In vivo imaging experiments in animals
Murine breast cancer 4T1 cells were selected to construct this experimental animal model. The specific method was as follows: about 1.5 million breast cancer 4T1 cells (concentration: 1 million cells/100 µL) were inoculated into the back of the upper right thigh of each mouse. Tumor growth in the mice was observed daily, and tumor size was measured using digital calipers.

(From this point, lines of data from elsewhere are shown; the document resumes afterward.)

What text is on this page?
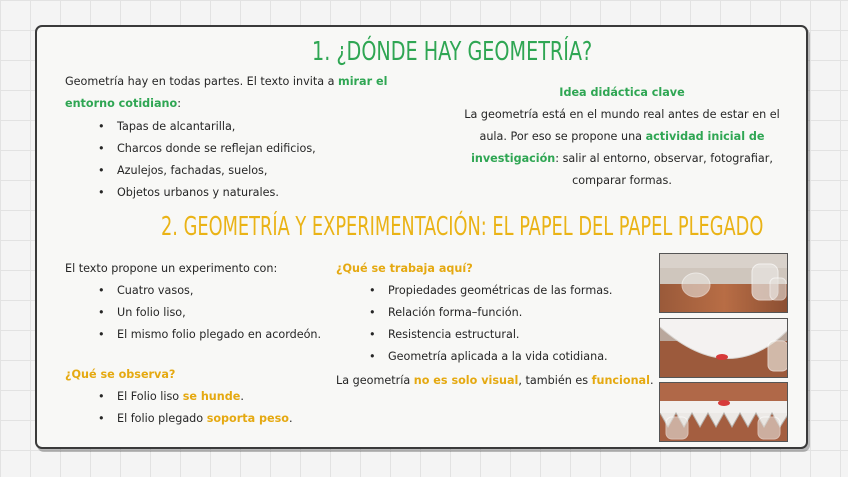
1. ¿DÓNDE HAY GEOMETRÍA?
Geometría hay en todas partes. El texto invita a mirar el
entorno cotidiano:
• Tapas de alcantarilla,
• Charcos donde se reflejan edificios,
• Azulejos, fachadas, suelos,
• Objetos urbanos y naturales.
Idea didáctica clave
La geometría está en el mundo real antes de estar en el
aula. Por eso se propone una actividad inicial de
investigación: salir al entorno, observar, fotografiar,
comparar formas.
2. GEOMETRÍA Y EXPERIMENTACIÓN: EL PAPEL DEL PAPEL PLEGADO
El texto propone un experimento con:
• Cuatro vasos,
• Un folio liso,
• El mismo folio plegado en acordeón.
¿Qué se observa?
• El Folio liso se hunde.
• El folio plegado soporta peso.
¿Qué se trabaja aquí?
• Propiedades geométricas de las formas.
• Relación forma–función.
• Resistencia estructural.
• Geometría aplicada a la vida cotidiana.
La geometría no es solo visual, también es funcional.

After the tumor on the right mouse thigh grew to a diameter of about 5 mm, six similar mice were selected and divided into two groups. A total of 200 ul of FA-TNBs and NTBs were injected intratumorally, and the M9 (Minray, China) portable ultrasound machine (L12–4S linear array probe, frequency: 4–12 MHZ, mechanical index: 0.12) was used for intertumoral injection. First, the tumor surface was gently touched for CEUS imaging. Images were collected at 10, 20, 30, 120, 180, and 300 s after injection. Then, 200 ul of NTBs and FA-TNBs were injected from the tail vein of each mouse for contrast-enhanced ultrasound imaging. The other methods were the same as above.
Biosafety Testing
Six healthy BLab/c mice were selected and randomly divided into a blank control group and a nano-microbubble group. PBS buffer and FA-TNBs 200 ul were injected into the tail vein, respectively. The mice were sacrificed after two weeks of regular feeding, and organ tissue section analysis was performed on five major organs (heart, liver, spleen, lung, and kidney). In addition, the blood routine of the mice was analyzed simultaneously.
Statistical analysis
The experimental data were analyzed by SPSS 18.0 statistics, and the comparison between the two groups in the cell experiment was analyzed by the independent samples t-test. Notably, p < 0.05 was considered statistically significant.